A faint smile curled at the edge of his lips.

“You hauled me into class like a Kindergartener! People were staring,” I said.

“Were they?” Will asked, his expression completely unfazed. He motioned to my plate. “You should eat something.”

I picked up my sandwich and took a bite. It was better than I expected, with sharp cheddar cheese, fresh tomato slices, crisp lettuce, and tender avocado. I had to admit that it beat what I had packed for lunch. I swallowed.

“Satisfied?” I asked.

“Rarely,” Will responded dryly.

I set my sandwich down and raised my hands over my head in frustration.

“You’re doing it again! I swear, talking to you is like having a conversation with The White Rabbit. Every time you open your mouth, it’s some bizarre double-entendre. Ever since I met you, I’ve felt
this close
to crazy,” I said as I pinched my fingers together to illustrate the tiny amount of space between them.

I snapped my mouth shut, acutely aware that
I
was the one acting crazy—again. What was it about him that made me nuts?

“I never meant for that,” Will frowned.

“What
did
you mean, then? Because I’m having a hard time figuring that out.”

He was looking past me, his blue eyes suddenly a million miles away. I stopped, feeling a surge of guilt. Will had seemed so unflappable that I hadn’t imagined being able to upset him in any way. Hesitantly, I reached across the table toward him. When he pulled his hands back, out of reach, I looked down in embarrassment.

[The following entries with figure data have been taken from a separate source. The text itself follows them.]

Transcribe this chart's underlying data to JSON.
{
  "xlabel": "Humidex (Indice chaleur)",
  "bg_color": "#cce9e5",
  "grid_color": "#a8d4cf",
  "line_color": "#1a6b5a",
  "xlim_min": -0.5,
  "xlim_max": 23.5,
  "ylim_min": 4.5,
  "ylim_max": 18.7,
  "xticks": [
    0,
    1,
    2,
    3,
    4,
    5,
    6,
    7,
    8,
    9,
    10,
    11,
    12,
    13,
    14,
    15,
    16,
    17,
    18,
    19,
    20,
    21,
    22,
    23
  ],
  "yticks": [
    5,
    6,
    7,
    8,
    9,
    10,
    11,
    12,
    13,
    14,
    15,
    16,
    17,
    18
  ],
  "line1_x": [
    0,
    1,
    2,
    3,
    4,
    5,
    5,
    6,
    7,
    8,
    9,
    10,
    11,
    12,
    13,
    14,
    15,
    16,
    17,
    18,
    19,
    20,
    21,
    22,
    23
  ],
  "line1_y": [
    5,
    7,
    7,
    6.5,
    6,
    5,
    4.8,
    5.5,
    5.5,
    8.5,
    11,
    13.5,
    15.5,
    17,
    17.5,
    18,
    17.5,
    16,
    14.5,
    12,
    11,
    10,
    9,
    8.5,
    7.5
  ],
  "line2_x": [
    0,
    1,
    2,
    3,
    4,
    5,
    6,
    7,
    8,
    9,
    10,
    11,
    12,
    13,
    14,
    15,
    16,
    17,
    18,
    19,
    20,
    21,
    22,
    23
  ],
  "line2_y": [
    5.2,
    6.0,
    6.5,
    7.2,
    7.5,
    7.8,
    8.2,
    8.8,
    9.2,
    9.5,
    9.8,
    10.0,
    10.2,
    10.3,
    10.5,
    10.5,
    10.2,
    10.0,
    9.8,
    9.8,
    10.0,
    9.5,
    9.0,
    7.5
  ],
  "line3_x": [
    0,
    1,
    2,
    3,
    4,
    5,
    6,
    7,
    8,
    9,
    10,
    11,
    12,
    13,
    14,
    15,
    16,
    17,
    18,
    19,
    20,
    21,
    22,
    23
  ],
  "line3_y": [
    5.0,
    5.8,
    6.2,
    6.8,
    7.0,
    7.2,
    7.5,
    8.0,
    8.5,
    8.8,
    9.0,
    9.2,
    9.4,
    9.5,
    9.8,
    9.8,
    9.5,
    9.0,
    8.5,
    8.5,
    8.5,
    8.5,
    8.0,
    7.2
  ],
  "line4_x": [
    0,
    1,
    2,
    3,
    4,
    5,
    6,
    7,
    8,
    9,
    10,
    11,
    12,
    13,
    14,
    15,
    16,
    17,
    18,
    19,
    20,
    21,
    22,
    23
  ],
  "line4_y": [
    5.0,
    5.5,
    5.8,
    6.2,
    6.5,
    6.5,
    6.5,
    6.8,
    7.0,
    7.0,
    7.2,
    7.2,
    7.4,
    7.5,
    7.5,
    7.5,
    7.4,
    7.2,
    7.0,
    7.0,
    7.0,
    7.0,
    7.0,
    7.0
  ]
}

“I should take you back to school,” Will said. “Finish your lunch, please.”

I wasn’t hungry now, but I nibbled on my sandwich anyway until half of it was gone. I was briefly hopeful that Will would say something that would make everything make sense, but he just waited quietly while I ate. As we left, I looked back. The deli was empty again. The two men who had been having lunch were already long gone. I hadn’t even noticed them leave. With a pang, I realized it was becoming easier and easier to forget that the rest of the world existed when I was around him. The thought frightened me, and I paused before we reached the motorcycle.

“Thank you … for lunch. It was really good,” I said quietly.

“I told you that I wouldn’t allow you to starve.”

The gleam had returned to his eyes, and I felt a rush of relief when he smiled a brief, crooked smile. A second later, he was on the bike, extending a gloved hand toward me. When I reached out hesitantly, Will took my hand and set me behind him. It took all my willpower not to touch his arm to determine the source of his ability to lift me like I weighed nothing. I exhaled shakily as the bike shot forward into traffic. I had no more answers than before. Only more questions.

When we got back to campus, I was relieved to find the parking lot still half empty. Given Will’s affinity for speeding, we had managed to return to school grounds before most of the other seniors who had left for lunch. Will parked at the far end of the lot and held out his hand for me to climb down. Handing the spare helmet back to him, I thought about my dad and his reaction if he were to find out that I had been on the back of a motorcycle, not once, but twice. I decided it was better not to dwell on it. A car drove by us, and I watched uncomfortably as one of the girls in the backseat stared, open-mouthed, and pointed in our direction.

“This is so not good,” I muttered.

“What is
so not good
?” Will asked, smiling.

I looked at him bleakly.

“People are going to think …”

I shook my head. No, actually people
wouldn’t
think we were hooking up. Despite what the movies portrayed, the quiet girl who got nauseous at the prospect of being around a lot of people never ended up with the hot stranger who showed up on a motorcycle. Just didn’t happen. Not in reality, at least.

“What are
people
going to think?”

“Nothing. Never mind.”

I felt insanely stupid, but it still took me by surprise when I felt the sharp sting of tears. I blinked and wiped furiously at my eyes before turning away, horrified by how ridiculous I was acting. I jumped when Will took hold of my shoulders and turned me to face him. I tried to wave him off, but I couldn’t move my arms while he was holding my shoulders immobile.